I'd be the first to admit that no software developer uses my software -- I'm not really writing it for them, anyway, I'm writing it for myself and for the bench biologists who like click-and-drool. But suppose someone, someday, overcomes that first energy barrier and says "hmm, this Cartwheel thing looks interesting. I wonder what the source looks like, and if I could run it myself?" All they need to do is nip over to SourceForge and check it out for themselves. No e-mailing to me is necessary. What about FamilyRelations? Heck, people have been finding the tutorial, downloading the thing, and running it, without me ever finding out. (I only find out when I break something in an update. ;)

There's something deeper than mere convenience here: people just aren't going to take the time to even glance at your software if you don't make it available to them w/o hassle. Software developers and scripters aren't even going to give your code the time of day if they have to e-mail you first. I think even a slight inconvenience can have real effects on people adopting your code and/or your project -- which, let's face it, is the goal.

There are other culprits: Apollo pulled this shit too, in the beginning. (I guess people use it now; don't know anyone offhand.) My favorite example of this BS, though, has to be BioHUB. This is a tool that is only really going to be useful if people use it, either by developing for it or by using it directly. Dunno about you, but (as a developer who would like to make use of it) this statement doesn't inspire confidence: "In the future the Caltech BioHub maybe released under an open source license."

Sigh^2.

5 Nov 2004 (updated 5 Nov 2004 at 07:04 UTC) »

A few days ago, I needed to use my motif searching GUI to search a DNA sequence. Normally this would mean that I'd need to:

scp the sequence file to my Mac;
log into my Cartwheel account;
upload the sequence into Cartwheel;
create some analysis in Cartwheel using the sequence;
run FamilyRelationsII and load that analysis;
click on the sequence and selected 'motif search' from the menu.

Painful, ehh? Well, the system isn't exactly optimized for command-line use ;).

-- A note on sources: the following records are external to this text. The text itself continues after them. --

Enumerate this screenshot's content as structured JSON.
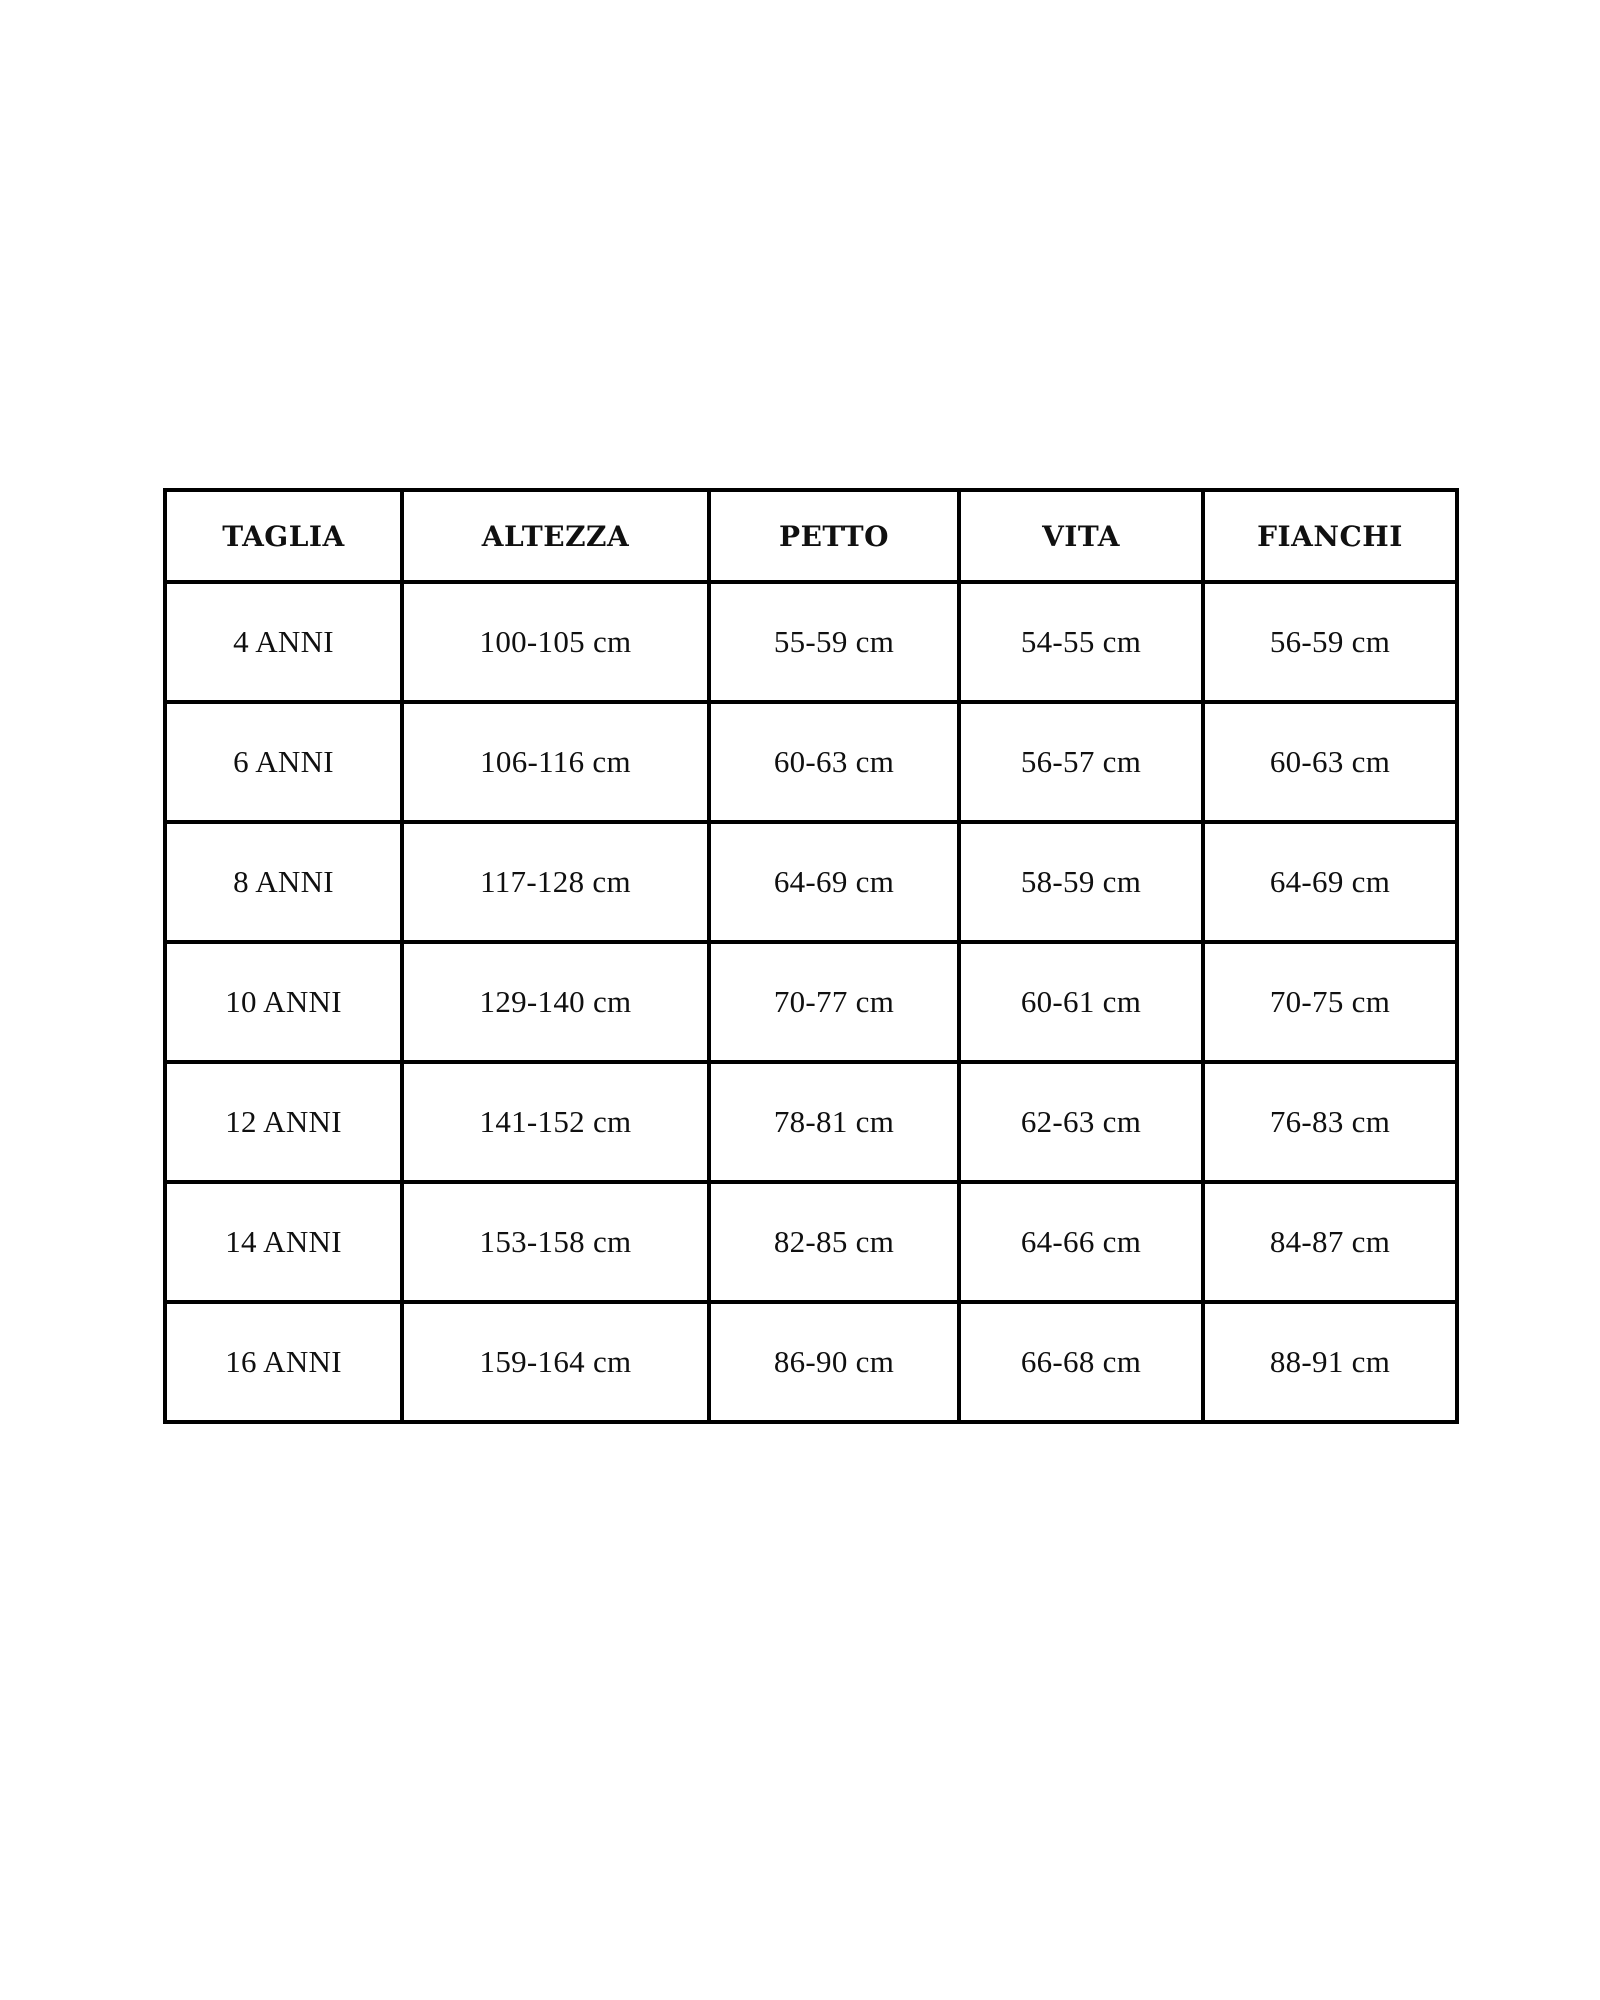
{
  "table": {
    "name": "size-chart",
    "headers": [
      "TAGLIA",
      "ALTEZZA",
      "PETTO",
      "VITA",
      "FIANCHI"
    ],
    "rows": [
      [
        "4 ANNI",
        "100-105 cm",
        "55-59 cm",
        "54-55 cm",
        "56-59 cm"
      ],
      [
        "6 ANNI",
        "106-116 cm",
        "60-63 cm",
        "56-57 cm",
        "60-63 cm"
      ],
      [
        "8 ANNI",
        "117-128 cm",
        "64-69 cm",
        "58-59 cm",
        "64-69 cm"
      ],
      [
        "10 ANNI",
        "129-140 cm",
        "70-77 cm",
        "60-61 cm",
        "70-75 cm"
      ],
      [
        "12 ANNI",
        "141-152 cm",
        "78-81 cm",
        "62-63 cm",
        "76-83 cm"
      ],
      [
        "14 ANNI",
        "153-158 cm",
        "82-85 cm",
        "64-66 cm",
        "84-87 cm"
      ],
      [
        "16 ANNI",
        "159-164 cm",
        "86-90 cm",
        "66-68 cm",
        "88-91 cm"
      ]
    ],
    "colors": {
      "border": "#000000",
      "text": "#101010",
      "background": "#ffffff"
    }
  }
}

It turned out to be just as easy to write a separate command-line executable that loaded the sequence from the file and brought up the motif search view. (This required writing a new constructor for the motif search view & factoring out the common constructor functions into a _setup function, but heck, it was probably time to do that anyway.) 15 minutes later, & voila -- 'motif-search sequence.fa' lived!

So, naturally, I sent out an e-mail to my bioinformatics homies informing them of this mildly useful program. The response from one fella? "Hey, you know, it would be great if you could also search for this kind of motif, not just the simple kind that's easy to type in. Oh, and if you could maybe plot sequence conservation, too, then you'd have a pretty neat program."

Hmm.

First of all, there are a number of user-interface issues there that need to be worked out. Not difficult, but not easy. And making it useful for anyone but the five biologists at Caltech capable of using the command-line would be at least a week-long project. (That's why I wrote Cartwheel in the first place; biologists are not UNIX-savvy!)

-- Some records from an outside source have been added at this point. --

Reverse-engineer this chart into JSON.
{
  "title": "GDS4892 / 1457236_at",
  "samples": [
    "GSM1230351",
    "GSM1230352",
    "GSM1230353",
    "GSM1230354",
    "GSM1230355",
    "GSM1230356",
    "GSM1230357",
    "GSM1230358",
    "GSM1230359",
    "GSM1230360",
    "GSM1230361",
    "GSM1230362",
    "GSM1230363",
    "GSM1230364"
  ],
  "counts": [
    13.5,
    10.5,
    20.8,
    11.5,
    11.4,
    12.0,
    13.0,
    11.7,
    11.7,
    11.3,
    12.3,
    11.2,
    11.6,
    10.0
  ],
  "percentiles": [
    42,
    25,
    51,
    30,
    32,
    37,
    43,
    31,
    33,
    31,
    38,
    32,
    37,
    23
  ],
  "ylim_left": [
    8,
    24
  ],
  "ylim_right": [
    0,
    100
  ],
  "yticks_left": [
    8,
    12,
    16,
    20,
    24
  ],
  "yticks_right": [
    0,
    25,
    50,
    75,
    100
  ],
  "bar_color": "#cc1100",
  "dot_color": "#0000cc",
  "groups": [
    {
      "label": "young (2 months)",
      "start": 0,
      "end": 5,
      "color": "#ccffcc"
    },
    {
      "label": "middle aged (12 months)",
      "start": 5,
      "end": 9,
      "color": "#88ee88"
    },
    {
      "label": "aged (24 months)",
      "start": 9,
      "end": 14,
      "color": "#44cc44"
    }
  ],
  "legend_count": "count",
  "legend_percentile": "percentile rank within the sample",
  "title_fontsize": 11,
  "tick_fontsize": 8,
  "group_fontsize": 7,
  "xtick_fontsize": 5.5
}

Second of all -- dude, you're a programmer. It's open-source. I'd be happy to suggest a starting point. I'm willing to admit that GUI programming is trickier than many other kinds of programming, but I've got a working framework going and I'd even be willing to sketch out what you'd have to do. But I'm damned if I'm going to spend time working on something that's only useful to one person, unless that person is me ;).

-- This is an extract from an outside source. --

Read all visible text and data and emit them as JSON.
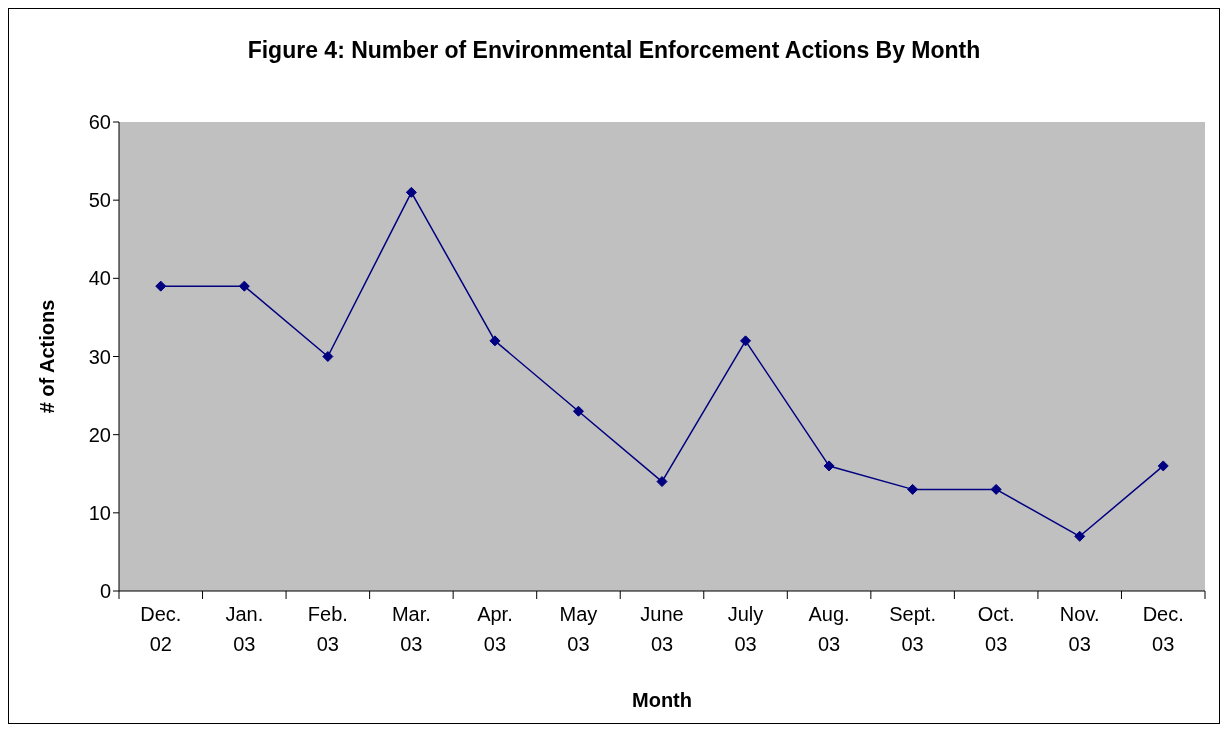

O well. As a friend says, this is the Curse of the GUI -- the users always want that nifty extra feature, the one that's really only directly useful to them. Who knew that people would want to not only change the color of the elephant, but make him polka-dotted too?

29 Oct 2004 (updated 29 Oct 2004 at 00:23 UTC) »

Too much other stuff to do to create my own diary site. Let's see how advogato works for me (and if I work for it ;).

Just added my two "full-time" open source projects to Advogato: Cartwheel and FamilyRelations. These are linked (server/client) bioinformatics projects that are part of my PhD research.